AllHipHop: You were a proven victim of CointelPro [The FBI’s Counter Intelligence Program]. Is it possible that CointelPro is still active today.
GJJ: I do believe [that], as I stated when I first got on hip-hop. Hip-hop is indigenous and its powerful and it scares the hell out of these people, right? So, they have to get control and employ CointelPro-like tactics. They work easily. I saw it with Pac. Before he was murdered I mentioned that to him. I believe to this day that they were involved in his death and they were involved in other deaths.
AllHipHip: AllHipHop.com definitely likes to have a bit of education for our readers and ourselves. So can you give us some background on you?
GJJ: I was born and raised in Louisiana in the swamps. I eventually ended up in New York, Chicago, Philadelphia and, of course, Los Angeles and San Francisco. After coming home from Viet Nam [I started] training Black people how to defend themselves militarily. So, that’s the jist of my background.
AllHipHop: So you were the minister of Defense for the Black Panthers?
GJJ: I was the actual Minister of Defense. Huey Newton was the nominal Minister of Defense while in prison. He knew nothing about military. It was more of an organizing tool to have Huey’s picture there, because he has been in prison. I was the actual minister even though we never tripped on titles. I was in charge of the ministry of defense.
AllHipHop: Did your background make you more feared by the government since you had actual training and technical expertise in the military?
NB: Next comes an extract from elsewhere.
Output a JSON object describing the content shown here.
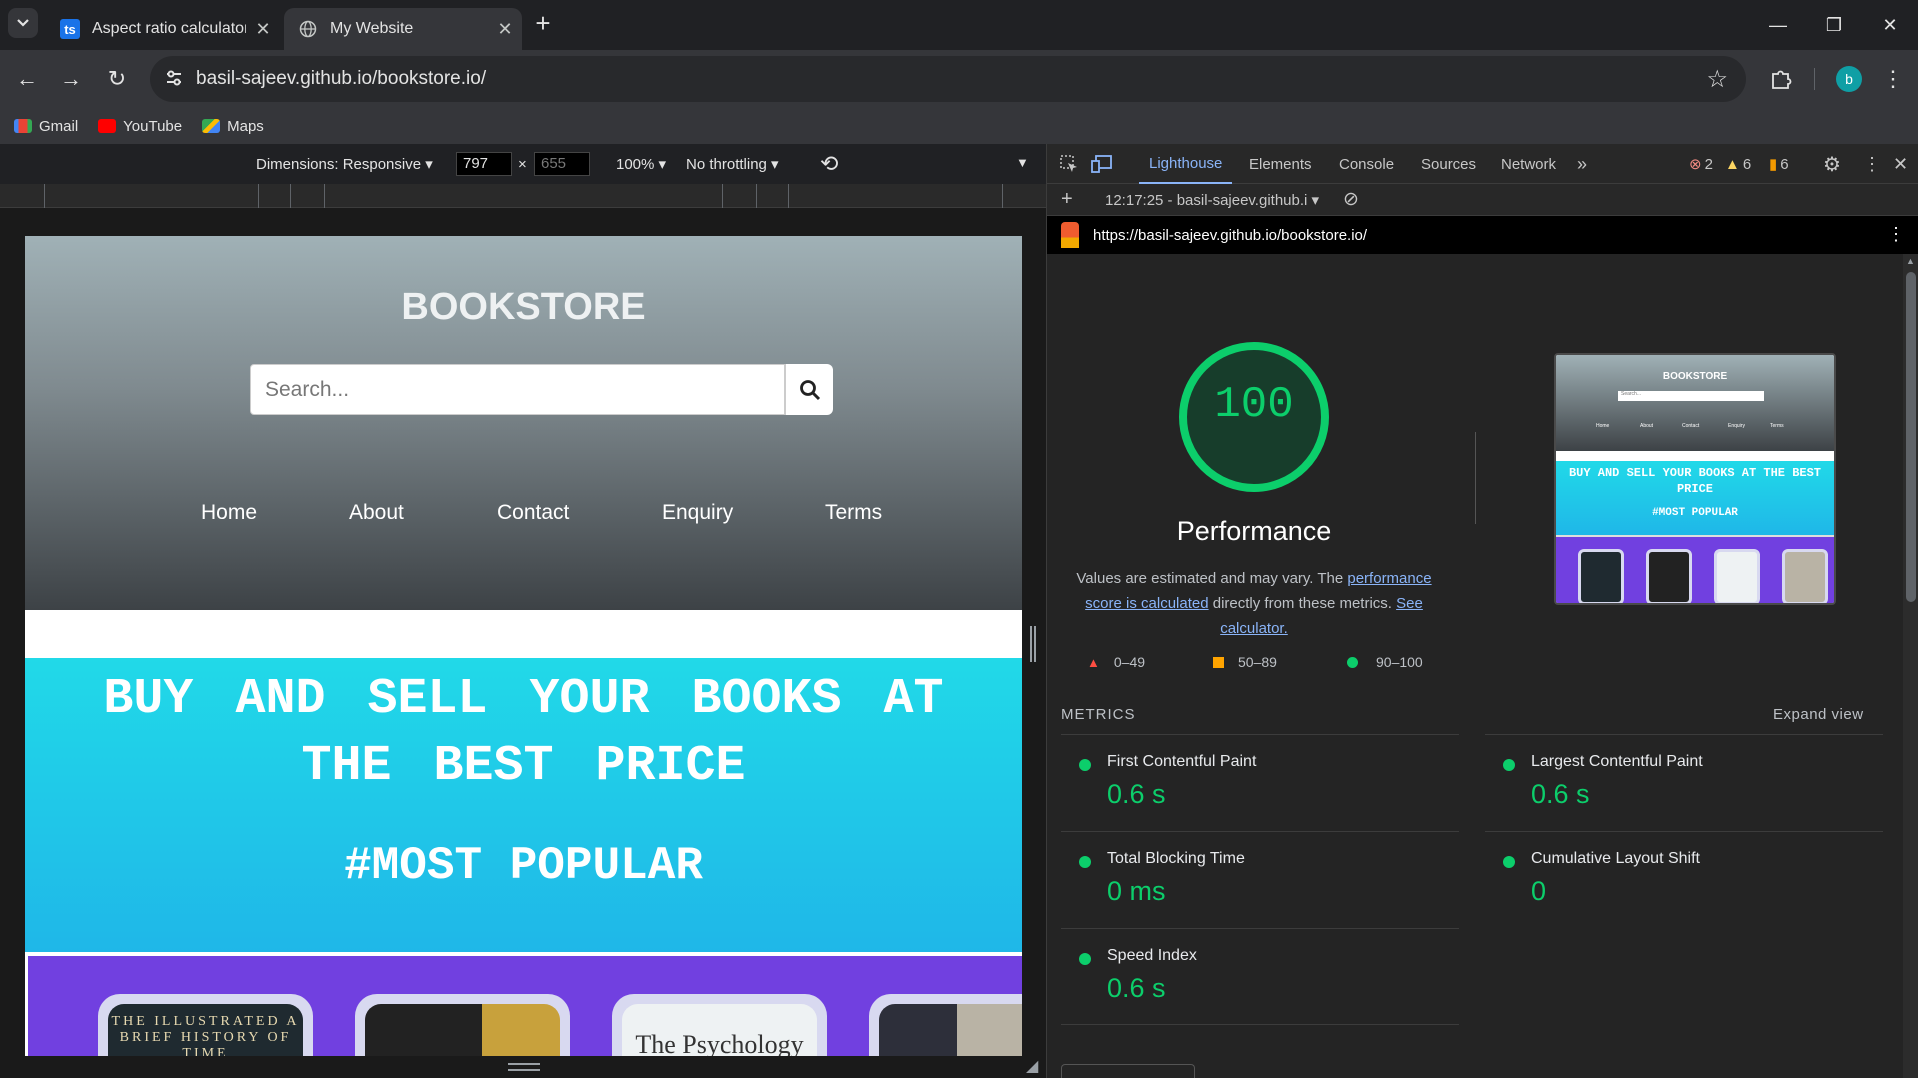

GJJ: Yes, and plus my back ground in a society down here, in segregation, we grew up hungry, and fishing and living like soldiers off the land. So, that gave the basis and [my skills] were further honed by the training in the military. Of course that struck a lot of fear in the establishment.
AllHipHop: What made you go in the military service in the first place?
GJJ: I was part of a class – we had 27 people in my graduating class. Out of the 27, 10 of us ended up going into the United States Army and this was more or less decided by the elders in the community who were getting old. There was a policy that some of us, when we got of age, would be sent to come back and help protect the Black community from racist attacks from the Ku Klux Klan. It had nothing – and listen to me carefully – nothing to do with being patriotic to America. It had everything to do with getting training and returning to protect the community from the Ku Klux Klan. Little did I know, I was going to end up in Viet Nam, blown up, all this stuff, but that’s just the way things happen.